All who spoke in favor of the bill prefaced their remarks with support for electric vehicles and clean energy in general. But they then went on to call on-street parking a public good, which the ten-year old ordinance allowed EV owners to privatize. As desirable as cleaner air may be, it isn’t irresistible enough to force residents to yield on the immovable object of parking.
Before Thursday’s City Council session, PennEnvironment presented a report at City Hall showing that Philadelphia had some of the worst smog in the northeast United States. In 2015, the region saw 97 days with elevated ozone levels.
Councilman-at-large Bill Greenlee, a cosponsor of the original EV legislation, called the ordinance “a fair compromise.”
“A lot of these electric vehicles are in heavily congested parking areas, and for people to have, basically, a 24/7 spot is a little bit of a problem.”
In addition to the 61 existing EV parking spots, there are another 7 applications for spots pending now before the Philadelphia Parking Authority, which will not be subject to the moratorium. There are around 43,000 metered and permitted on-street parking spots in Philadelphia.
Years before the 2012 zoning code went into effect, the city created a parking control district for Center City to curb the proliferation of rowhouses with front-loading garages, which also effectively convert an on-street parking space into a private parking spot. The current zoning code also stipulates, “accessory parking for any single-family, two-family or multi-family use in an attached building in the RSA-5, RM-1, CMX-2, and CMX-2.5 districts shall be prohibited unless it can be accessed from a shared driveway, alley, or rear street.” Despite this, the Zoning Board of Adjustment routinely grants variances permitting the construction of front-loading garages. City Council has yet to respond to that issue, though every new curb cut to serve a garage also diminishes supply.
Councilmembers who voted nay also questioned the need to pass piecemeal legislation and a moratorium without a replacement policy in place. “I think it’s imperative we take a more holistic thoughtful and deliberative approach to this,” said Councilwoman-At-Large Blondell Reynolds Brown.
Others said the bill was unfair to the around sixty households who purchased electric cars, and spent between $3,000 and $4,000 on installing chargers. “My concern on this bill is fifty six people played by the rules made an investment,” said Councilman-At-Large Allan Domb, “and now we are changing the rules on these people.”
Councilmembers Curtis Jones, Derek Green, Helen Gym and Al Taubenberger joined Domb and Brown in voting against the bill. In his pre-vote remarks, Jones, the only district councilmember to vote no, said he normally defers to other district councilmembers on bills that impact their districts, but noted that this bill affects the entire city, even if most of the complaints come from Squilla’s district. Green worried about the signal the suspension would send to green businesses just days after EV-maker Tesla’s stock price surpassed Ford Motor Company’s.
Squilla responded to his colleagues’ criticism by saying that the moratorium would now spur Council to address the EV charging infrastructure problem head on, instead of relying on the slow trickle of owners.
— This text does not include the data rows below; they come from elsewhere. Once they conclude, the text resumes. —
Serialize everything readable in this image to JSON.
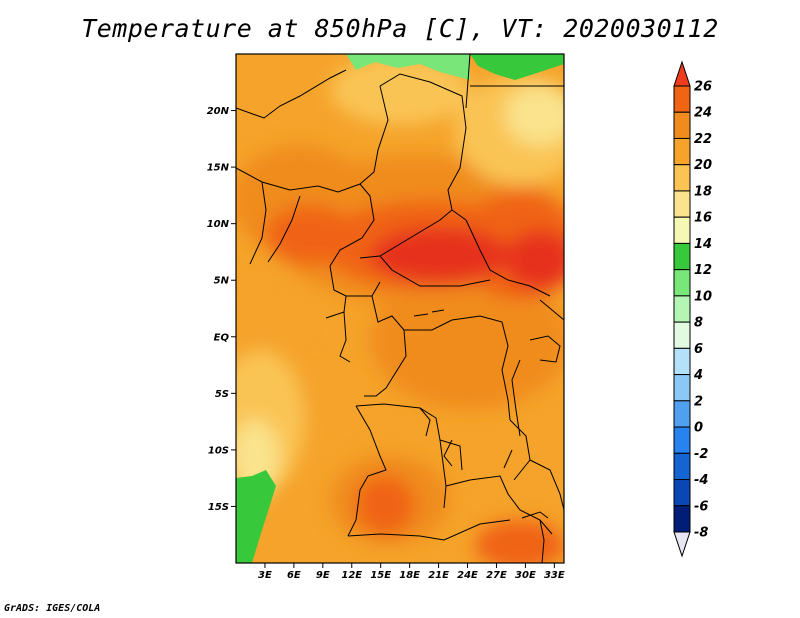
{
  "title": "Temperature at 850hPa [C], VT: 2020030112",
  "footer": "GrADS: IGES/COLA",
  "map": {
    "lon_range": [
      0,
      34
    ],
    "lat_range": [
      -20,
      25
    ],
    "lat_ticks": [
      {
        "value": 20,
        "label": "20N"
      },
      {
        "value": 15,
        "label": "15N"
      },
      {
        "value": 10,
        "label": "10N"
      },
      {
        "value": 5,
        "label": "5N"
      },
      {
        "value": 0,
        "label": "EQ"
      },
      {
        "value": -5,
        "label": "5S"
      },
      {
        "value": -10,
        "label": "10S"
      },
      {
        "value": -15,
        "label": "15S"
      }
    ],
    "lon_ticks": [
      {
        "value": 3,
        "label": "3E"
      },
      {
        "value": 6,
        "label": "6E"
      },
      {
        "value": 9,
        "label": "9E"
      },
      {
        "value": 12,
        "label": "12E"
      },
      {
        "value": 15,
        "label": "15E"
      },
      {
        "value": 18,
        "label": "18E"
      },
      {
        "value": 21,
        "label": "21E"
      },
      {
        "value": 24,
        "label": "24E"
      },
      {
        "value": 27,
        "label": "27E"
      },
      {
        "value": 30,
        "label": "30E"
      },
      {
        "value": 33,
        "label": "33E"
      }
    ]
  },
  "colorbar": {
    "levels": [
      "26",
      "24",
      "22",
      "20",
      "18",
      "16",
      "14",
      "12",
      "10",
      "8",
      "6",
      "4",
      "2",
      "0",
      "-2",
      "-4",
      "-6",
      "-8"
    ],
    "colors": [
      "#f03c1e",
      "#f06414",
      "#f08c1e",
      "#f5a32a",
      "#fac455",
      "#fae38c",
      "#f5f8b4",
      "#37c83c",
      "#78e678",
      "#b4f5b4",
      "#e1fae1",
      "#b4e1fa",
      "#8cc8f5",
      "#50a0f0",
      "#2882f0",
      "#1464d2",
      "#0a46b4",
      "#001e78",
      "#e6e6f5"
    ]
  }
}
Until it does, only Philadelphia residents with a driveway or garage will be able to invest in an electric vehicle.
Squilla also introduced a bill today to put a two-year cap on the moratorium, responding to complaints that the open-ended suspension amounted to a de facto ban of new permits.
Last week, Oh also introduced a bill that would require anyone who wanted to install new electric vehicle charger— separate from any parking – to seek approval from the art commission before they could get a permit for installation. The permit seeker would also need to obtain liability insurance covering any member of the public injured by the charger, and allows for the charger to be removed if it creates a “public nuisance”.
EV owner William Morlok of Fitler Square derided Oh’s permitting bill. “This appears to be an attempt to allow a councilmember to have a charger removed if someone complains about it,” Morlock said.